El filo dorado de tus sueños

El disfraz impecable

El despertador sonó a las seis y media, como siempre. Gala abrió los ojos, con esa rigidez de quien ha dormido poco y mal, pero se obligó a incorporarse de inmediato. No podía regalarse ni un segundo de fragilidad; no frente a las niñas, no frente a Ernesto, y mucho menos frente al espejo.

Entró al baño y se contempló. El reflejo le devolvió una mujer con ojeras, pero sus manos se movieron rápido: corrector, base, un delineado preciso. No era vanidad, era armadura. El maquillaje era la máscara que sostenía todo. No se maquilla una cara, se maquilla un quiebre.

—Mamáaa, ¿dónde está mi uniforme? —gritó su hija menor desde el pasillo.

Gala salió con paso firme, la voz dulce, como si no llevara un incendio por dentro.

—En la silla, amor, lo dejé planchado anoche. Ponte las calcetas que te compré, las de corazones.

La niña sonrió y corrió de regreso. La mayor entró a la cocina con el celular en la mano, quejándose de una tarea. Gala sirvió el desayuno como si nada: jugo, pan tostado, fruta cortada. El caos matutino era el mismo de siempre, y su tono de voz también.

Solo Ernesto estaba distinto. Sentado en la cabecera, el café en mano, la mirada hundida en el plato. No dijo nada. No reclamó, no preguntó. El silencio era un cuchillo filoso apoyado en la mesa. Gala, por dentro, sentía que cada sorbo suyo cortaba un pedazo de aire. Pero frente a las niñas, sonrió.

—Vamos, que se hace tarde. Hoy tienen examen, ¿no? —dijo con energía, como si nada pesara.

El trayecto a la escuela fue igual de “normal”: canciones en la radio, risas forzadas, comentarios sobre las compañeras. Gala cantó un par de versos desafinados, exagerando, y logró arrancar carcajadas. Nadie sospecharía que, apenas unas horas antes, había pensado que su matrimonio podía colapsar en cualquier instante.

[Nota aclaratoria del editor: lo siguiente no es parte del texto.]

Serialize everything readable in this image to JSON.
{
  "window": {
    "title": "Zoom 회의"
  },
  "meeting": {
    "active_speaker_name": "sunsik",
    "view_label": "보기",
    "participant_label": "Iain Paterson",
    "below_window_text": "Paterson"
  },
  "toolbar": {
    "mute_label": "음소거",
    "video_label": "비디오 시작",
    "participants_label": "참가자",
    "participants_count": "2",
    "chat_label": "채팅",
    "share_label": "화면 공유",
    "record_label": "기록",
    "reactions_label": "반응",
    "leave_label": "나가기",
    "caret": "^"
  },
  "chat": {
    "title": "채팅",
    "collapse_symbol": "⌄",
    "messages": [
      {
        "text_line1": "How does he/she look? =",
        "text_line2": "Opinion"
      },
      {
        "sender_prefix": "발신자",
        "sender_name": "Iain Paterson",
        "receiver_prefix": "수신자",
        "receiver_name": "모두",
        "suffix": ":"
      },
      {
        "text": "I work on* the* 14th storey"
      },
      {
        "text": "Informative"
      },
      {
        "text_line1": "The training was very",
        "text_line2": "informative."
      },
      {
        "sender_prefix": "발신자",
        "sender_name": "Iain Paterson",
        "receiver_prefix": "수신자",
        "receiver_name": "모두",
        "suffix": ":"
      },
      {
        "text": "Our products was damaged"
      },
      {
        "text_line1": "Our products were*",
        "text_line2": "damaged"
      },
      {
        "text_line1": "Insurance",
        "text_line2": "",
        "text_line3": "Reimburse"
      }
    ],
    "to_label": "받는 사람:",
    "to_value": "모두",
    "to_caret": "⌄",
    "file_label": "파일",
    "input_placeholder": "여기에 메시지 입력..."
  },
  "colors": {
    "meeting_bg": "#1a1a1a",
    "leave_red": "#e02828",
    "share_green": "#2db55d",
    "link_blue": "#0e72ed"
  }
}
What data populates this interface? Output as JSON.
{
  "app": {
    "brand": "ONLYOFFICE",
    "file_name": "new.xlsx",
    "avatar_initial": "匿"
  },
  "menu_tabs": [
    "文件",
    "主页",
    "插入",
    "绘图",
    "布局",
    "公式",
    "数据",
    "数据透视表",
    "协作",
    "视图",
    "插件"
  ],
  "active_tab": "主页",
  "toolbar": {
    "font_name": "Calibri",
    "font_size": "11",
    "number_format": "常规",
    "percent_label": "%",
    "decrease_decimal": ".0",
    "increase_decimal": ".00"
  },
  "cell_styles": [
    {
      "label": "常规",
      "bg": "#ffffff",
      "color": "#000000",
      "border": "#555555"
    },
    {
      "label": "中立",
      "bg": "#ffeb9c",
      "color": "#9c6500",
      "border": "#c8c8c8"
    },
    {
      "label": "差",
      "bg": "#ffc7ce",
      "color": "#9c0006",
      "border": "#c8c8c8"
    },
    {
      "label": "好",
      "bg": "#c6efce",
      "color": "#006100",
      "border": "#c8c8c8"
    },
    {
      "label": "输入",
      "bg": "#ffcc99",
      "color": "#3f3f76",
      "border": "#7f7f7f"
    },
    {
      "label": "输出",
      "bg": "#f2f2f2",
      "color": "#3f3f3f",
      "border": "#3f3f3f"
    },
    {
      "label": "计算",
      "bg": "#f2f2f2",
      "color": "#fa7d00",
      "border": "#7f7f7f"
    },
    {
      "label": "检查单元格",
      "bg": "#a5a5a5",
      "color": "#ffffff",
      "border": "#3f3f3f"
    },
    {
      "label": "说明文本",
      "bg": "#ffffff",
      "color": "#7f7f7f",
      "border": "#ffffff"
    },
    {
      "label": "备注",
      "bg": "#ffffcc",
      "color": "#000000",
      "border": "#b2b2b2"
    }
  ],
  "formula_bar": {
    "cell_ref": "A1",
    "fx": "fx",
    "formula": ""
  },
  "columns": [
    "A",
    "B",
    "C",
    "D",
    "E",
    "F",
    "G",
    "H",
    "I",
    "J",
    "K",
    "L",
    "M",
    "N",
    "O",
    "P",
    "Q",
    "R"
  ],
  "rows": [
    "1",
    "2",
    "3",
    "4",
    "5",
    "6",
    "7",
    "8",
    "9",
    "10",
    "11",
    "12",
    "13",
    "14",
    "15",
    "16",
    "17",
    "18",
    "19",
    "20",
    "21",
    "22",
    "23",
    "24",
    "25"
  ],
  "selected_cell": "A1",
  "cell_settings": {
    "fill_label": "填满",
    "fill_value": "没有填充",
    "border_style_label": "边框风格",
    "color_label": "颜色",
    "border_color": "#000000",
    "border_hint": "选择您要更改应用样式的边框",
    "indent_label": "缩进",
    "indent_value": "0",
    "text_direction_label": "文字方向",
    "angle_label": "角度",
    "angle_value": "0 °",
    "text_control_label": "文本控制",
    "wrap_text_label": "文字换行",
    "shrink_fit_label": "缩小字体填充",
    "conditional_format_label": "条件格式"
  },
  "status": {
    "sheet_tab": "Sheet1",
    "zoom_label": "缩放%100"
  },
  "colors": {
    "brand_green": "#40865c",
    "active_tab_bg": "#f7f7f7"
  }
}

Cuando dejó a las niñas, el silencio del auto la golpeó. No había risas que taparan el eco de la verdad. Encendió un cigarro —ese vicio oculto que solo se permitía en soledad— y dejó que la nicotina le quemara los pulmones como un recordatorio de que seguía viva.

En la oficina, la historia fue otra. Traje impecable, tacones firmes, sonrisa de acero. Entró a la sala de juntas con la misma fuerza que siempre, pero sintió las miradas distintas, como si todos supieran algo. Tal vez era paranoia, tal vez intuición.
En la presentación brilló: cifras, estrategias, aplausos contenidos. Cada palabra suya era fuego controlado, y por dentro repetía: “Mientras yo brille aquí, nadie podrá quitarme lo que soy”.

Durante la comida con el equipo, escuchó las risas, los chismes, las conversaciones banales. Respondió con chispa, con ese sarcasmo que todos admiraban. Pero por dentro había un cansancio insoportable. Un cansancio de sostener la normalidad como si fuera un edificio a punto de desplomarse.

A media tarde, recibió un mensaje de Ernesto:
“Nos vemos en casa. Tenemos que hablar.”

El estómago se le apretó. No era amenaza ni explosión. Era peor: la calma previa a un temblor.

Cerró el celular, respiró hondo y siguió su día como si nada. Firmó documentos, contestó correos, incluso felicitó a una colega por un logro. El mundo seguía girando, aunque el suyo estuviera suspendido.

La tarde la devolvió a su papel más difícil: el de madre. Recogió a las niñas de la escuela, escuchó sus anécdotas, se rió con ellas. Ayudó con la tarea, supervisó un proyecto de ciencias, preguntó si querían pizza o pasta para cenar. Ellas, inocentes, jamás notarían la tensión en el aire. Para ellas, mamá era la misma de siempre: presente, firme, amorosa.

La escena en la recámara fue otra. Las niñas dormían ya. Gala se quedó de pie junto a la ventana, con una copa de vino en la mano. Afuera, la ciudad brillaba como si nada pasara. Dentro, su corazón latía con la certeza de que estaba a punto de perderlo todo… o de demostrar que podía sostenerlo a pesar de todo.

Tomó un sorbo, cerró los ojos y ensayó la sonrisa que pondría cuando Ernesto entrara. Porque esa era su mayor destreza: hacer de la vida un escenario donde nadie sospechara que la actriz principal estaba temblando detrás del telón.